Tokyo, Petits portraits de l'aube


Dans ce petit ouvrage paru en 2004 chez Gallimard et qu’Arléa réédite quasiment au même moment que les articles d’Albert Londres au Japon, Michaël Ferrier veut nous faire partager un Tokyo secret, une ville qu’il a exploré de fond en comble, loin des circuits touristiques et dont il tente de faire sentir l’ambiance, sans trame ni intrigue.

Le goût du saké, petits portraits alcoolisés

Ferrier avertit son lecteur : « Il est évident qu’aucune des personnes ci-après n’a jamais existé, du moins sous une autre forme que fictive. Cependant, il y a dans ce monde tant de gens qui ressemblent à des personnages de fiction […] qu’on ne peut tout à fait exclure qu’elles n’existent pas. » Pourtant, les personnages qu’il évoque semblent dépeints avec une telle vérité, avec des détails si particuliers qu’on ne peut s’empêcher de penser que Ferrier les a rencontrés, les a fréquentés et de se demander s’ils sont si éloignés que ça de la réalité. 

Ainsi Tokyo Petits Portraits de l’Aube s’ouvre-t-il sur celui d’une française expatriée complètement dépressive, rendue folle par le Japon comme si elle était atteinte du fameux syndrome indien qui fait perdre à certains touristes le sens des réalités. L’esprit du Japon, elle semble le connaître par cœur. Mais il l’écrase, il la fascine, il la tourmente ; la dose de tabac, d’alcool, de médicaments, augmente un peu plus chaque jour. Pour elle, l’aventure finira mal. Elle finira mieux pour cet étrange et amusant Japonais, Yo, fasciné par la langue française, spécialiste des prépositions, plus royaliste que le roi, s’énervant à l’encontre de Céline pour avoir supprimé le « à » de « Un château [à] l’autre ». Yo entraîne Ferrier dans des lieux improbables, sous terre, révélant au français une activité tokyoïte nocturne généralement invisible au pékin moyen, puis dans des rades différents jusqu’au bout de la nuit, jusqu’à ce que l’aube commence à poindre et que les gosiers ne puissent plus ingérer de saké. Car, au-delà de la nuit, ce qui lie tous ces portraits, c’est l’importance de l’alcool. De sakés en tout genre partagés pour mieux partager une conversation ou un silence. 

Petit guide de la nuit tokyoïte

Ferrier organise son petit ouvrage selon le rythme d’une soirée archétypique passée avec des tokyoïtes : quatre moments, quatre mouvements. À chaque fois la boisson y a un rôle croissant. Mais si la boisson semble jouer un rôle de pivot dans ces soirées, ce sont plus des concepts que Ferrier utilise comme articulation de son récit : au travers de quatre kanjis (1), il nous parle des rencontres, du saké, des femmes, et de l’importance du silence. De toute évidence, l’auteur à une grande pratique non seulement de cette grande cité sans centre ni limite mais aussi de ses habitants. 

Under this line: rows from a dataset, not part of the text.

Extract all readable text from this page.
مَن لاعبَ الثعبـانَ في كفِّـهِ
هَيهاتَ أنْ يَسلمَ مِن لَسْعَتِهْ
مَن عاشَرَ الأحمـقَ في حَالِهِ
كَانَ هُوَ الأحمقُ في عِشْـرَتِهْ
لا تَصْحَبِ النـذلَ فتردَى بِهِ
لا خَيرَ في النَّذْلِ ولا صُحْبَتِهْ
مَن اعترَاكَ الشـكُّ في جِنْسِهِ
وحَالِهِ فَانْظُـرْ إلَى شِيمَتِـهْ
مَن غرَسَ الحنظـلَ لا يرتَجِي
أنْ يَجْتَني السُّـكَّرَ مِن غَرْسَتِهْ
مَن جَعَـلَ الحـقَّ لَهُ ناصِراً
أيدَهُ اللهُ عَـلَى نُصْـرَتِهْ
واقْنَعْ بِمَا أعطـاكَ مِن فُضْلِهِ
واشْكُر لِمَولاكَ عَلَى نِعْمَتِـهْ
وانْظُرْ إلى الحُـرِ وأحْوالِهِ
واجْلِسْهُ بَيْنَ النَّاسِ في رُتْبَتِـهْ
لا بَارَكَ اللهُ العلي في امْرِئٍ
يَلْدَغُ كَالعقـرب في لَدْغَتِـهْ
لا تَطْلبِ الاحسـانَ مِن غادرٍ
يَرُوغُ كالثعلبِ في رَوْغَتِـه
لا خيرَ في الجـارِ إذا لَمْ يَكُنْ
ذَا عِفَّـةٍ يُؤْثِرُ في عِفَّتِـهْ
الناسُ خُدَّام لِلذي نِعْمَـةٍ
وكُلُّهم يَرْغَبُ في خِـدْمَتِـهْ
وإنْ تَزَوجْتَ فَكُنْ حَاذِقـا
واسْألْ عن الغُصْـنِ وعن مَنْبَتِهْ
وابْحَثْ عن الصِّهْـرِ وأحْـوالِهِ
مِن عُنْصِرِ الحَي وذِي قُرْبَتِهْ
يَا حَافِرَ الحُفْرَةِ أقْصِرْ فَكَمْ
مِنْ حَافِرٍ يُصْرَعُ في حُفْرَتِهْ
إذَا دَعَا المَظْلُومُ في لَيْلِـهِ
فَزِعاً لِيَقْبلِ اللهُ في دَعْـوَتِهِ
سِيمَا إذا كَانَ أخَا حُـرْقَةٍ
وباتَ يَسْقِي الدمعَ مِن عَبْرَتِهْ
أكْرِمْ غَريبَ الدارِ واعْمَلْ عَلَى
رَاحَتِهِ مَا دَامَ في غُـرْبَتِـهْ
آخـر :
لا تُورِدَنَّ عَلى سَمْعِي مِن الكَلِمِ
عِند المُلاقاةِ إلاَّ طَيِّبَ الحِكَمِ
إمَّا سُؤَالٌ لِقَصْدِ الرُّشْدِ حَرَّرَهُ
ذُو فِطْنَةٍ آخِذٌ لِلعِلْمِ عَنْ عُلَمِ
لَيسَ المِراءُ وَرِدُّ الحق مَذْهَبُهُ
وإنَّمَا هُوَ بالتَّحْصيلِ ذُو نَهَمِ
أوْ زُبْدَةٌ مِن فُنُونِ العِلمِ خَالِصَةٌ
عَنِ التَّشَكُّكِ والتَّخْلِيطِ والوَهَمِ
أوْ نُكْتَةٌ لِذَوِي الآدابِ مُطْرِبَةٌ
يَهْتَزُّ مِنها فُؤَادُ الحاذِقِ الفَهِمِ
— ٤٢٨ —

Malgré une écriture tantôt précieuse, tantôt vaguement crue, Ferrier réussit assez bien ce qui semble être son entreprise : faire sentir à son lecteur l’esprit nocturne de la ville, l’atmosphère urbaine que le touriste aurait du mal à percevoir en un court séjour passé au Japon. Alors certes, on peut s’étonner, par exemple, qu’il parle du quartier mythique du « Golden Gaï » d’une manière aussi mystérieuse alors que cela fait partie des lieux nocturnes que le moindre touriste un peu curieux se devrait de connaître. Certes, on peut s’agacer en ayant l’impression que Ferrier écrit de temps à autre plus pour lui-même que pour son lecteur, comme s’il analysait par l’écriture son expérience japonaise. Néanmoins, Ferrier nous ballade, décrit ici l’improbable développement d’une agriculture sous le métro, fait là l’historique très évocateur du joli quartier d’Ebisu… le lecteur passe la soirée avec lui et aimerait réitérer l’expérience dans la réalité. 

Enseignant en littérature dans la grande ville de Tokyo depuis des années, Michaël Ferrier n’est pas un aventurier, c’est un « expat’ ». Un style de vie a priori un brin moins excitant que celui d’un grand reporter à la Albert Londres, certes, mais c’est par la littérature qu’il nous rappelle que la vie est, ou peut être, toujours une aventure, même dans son quotidien le plus banal. Ferrier veut faire rêver Tokyo. Mais par sa démarche, il donne aussi envie de regarder sa propre ville – et non seulement Tokyo – avec des yeux nouveaux. 

Matthieu Buge


(1) Kanjis : sinogrammes utilisés dans l’écriture nippone.

Tokyo, Petits portraits de l'aube, de Michaël Ferrier, Arléa, avril 2010. 108 pages, 7€.